The New Jersey Earned Sick Leave Act will make New Jersey the 10th state to enact a statewide mandatory paid sick leave law, which will require employers to provide up to 40 hours of paid sick leave per year to covered employees and mandates that workers accrue at least one hour of paid leave for every 30 hours worked.
According to a memo sent out to student workers by Seton Hall’s Human Resources Department, “student workers who were employed prior to Oct. 29, 2018, began to accrue paid sick leave on Oct. 29, 2018 and, after completing a waiting period, will be able to use the paid sick leave starting Feb. 26, 2019.” Student workers who began work after Oct. 29 will have to wait 120 days before they can use any of their accrued sick leave.
According to Seton Hall’s Earned Sick Leave policy, now available on the university website, students will be able to use leave for “time needed for diagnosis, care, or treatment of, or recovery from, an employee’s mental or physical illness, injury or other adverse health condition, or for preventive medical care for the employee” as well as for the care of a family member for the same purposes.

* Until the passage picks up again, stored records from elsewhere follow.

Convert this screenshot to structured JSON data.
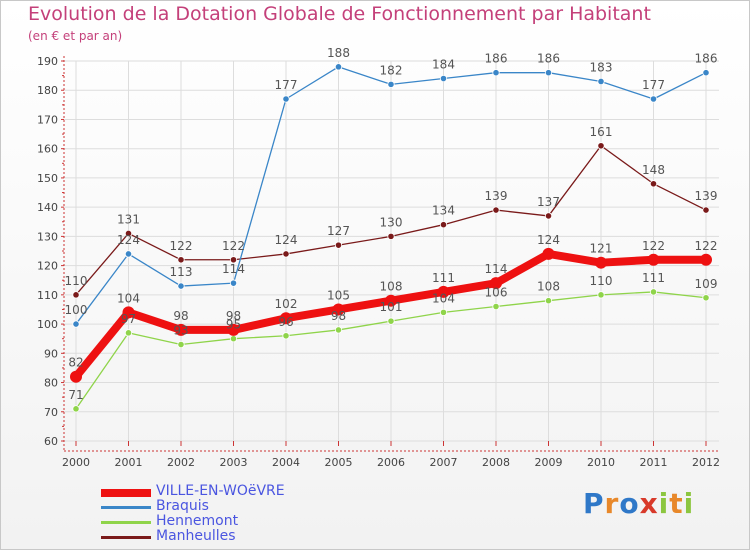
{
  "chart_data": {
    "type": "line",
    "title": "Evolution de la Dotation Globale de Fonctionnement par Habitant",
    "subtitle": "(en € et par an)",
    "xlabel": "",
    "ylabel": "",
    "ylim": [
      60,
      190
    ],
    "yticks": [
      60,
      70,
      80,
      90,
      100,
      110,
      120,
      130,
      140,
      150,
      160,
      170,
      180,
      190
    ],
    "grid": true,
    "categories": [
      "2000",
      "2001",
      "2002",
      "2003",
      "2004",
      "2005",
      "2006",
      "2007",
      "2008",
      "2009",
      "2010",
      "2011",
      "2012"
    ],
    "series": [
      {
        "name": "Manheulles",
        "color": "#7a1a1a",
        "values": [
          110,
          131,
          122,
          122,
          124,
          127,
          130,
          134,
          139,
          137,
          161,
          148,
          139
        ]
      },
      {
        "name": "Braquis",
        "color": "#3a86c8",
        "values": [
          100,
          124,
          113,
          114,
          177,
          188,
          182,
          184,
          186,
          186,
          183,
          177,
          186
        ]
      },
      {
        "name": "Hennemont",
        "color": "#8fd44a",
        "values": [
          71,
          97,
          93,
          95,
          96,
          98,
          101,
          104,
          106,
          108,
          110,
          111,
          109
        ]
      },
      {
        "name": "VILLE-EN-WOëVRE",
        "color": "#ee1111",
        "values": [
          82,
          104,
          98,
          98,
          102,
          105,
          108,
          111,
          114,
          124,
          121,
          122,
          122
        ]
      }
    ],
    "legend_position": "bottom-left"
  },
  "legend": {
    "items": [
      {
        "name": "VILLE-EN-WOëVRE",
        "color": "#ee1111"
      },
      {
        "name": "Braquis",
        "color": "#3a86c8"
      },
      {
        "name": "Hennemont",
        "color": "#8fd44a"
      },
      {
        "name": "Manheulles",
        "color": "#7a1a1a"
      }
    ]
  },
  "logo": {
    "text": "Proxiti",
    "letter_colors": [
      "#2f78c8",
      "#e8882a",
      "#2f78c8",
      "#d83a2a",
      "#8cc63f",
      "#e8882a",
      "#8cc63f"
    ]
  }
}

The act also covers time needed due to circumstances resulting from an employee or family member being a victim of domestic or sexual violence.
Terri Demarest, director of compensation, benefits, and employment in the Seton Hall Department of Human Resources, said in an email to The Setonian that the University recognizes employees may need time off for illness and other various circumstances.
“The university provides paid sick leave to all employees to guard against loss of earnings,” Demarest said. “Additional information regarding the University policy, and how it applies to employees, including student workers, can be found on the University website.”
Frank Mabalatan, a sophomore peer advisor, welcomes the change. “It shows that student workers are starting to be recognized as workers,” Mabalatan said. “They should be respected as they are just as valid as any other functional member of society.”
Seva Tsivgas, a junior Blue Crew member, echoed a similar sentiment celebrating the new policy.
“I’ve only been a student worker for a month, so I actually didn’t even know that [the policy existed],” said Tsivgas. “But I’ve always appreciated how the administrators treat us as student workers, they always make it clear that school comes first, and allow us flexibility in our jobs, so it’s really nice to hear that they [now will] provide us paid sick leave.”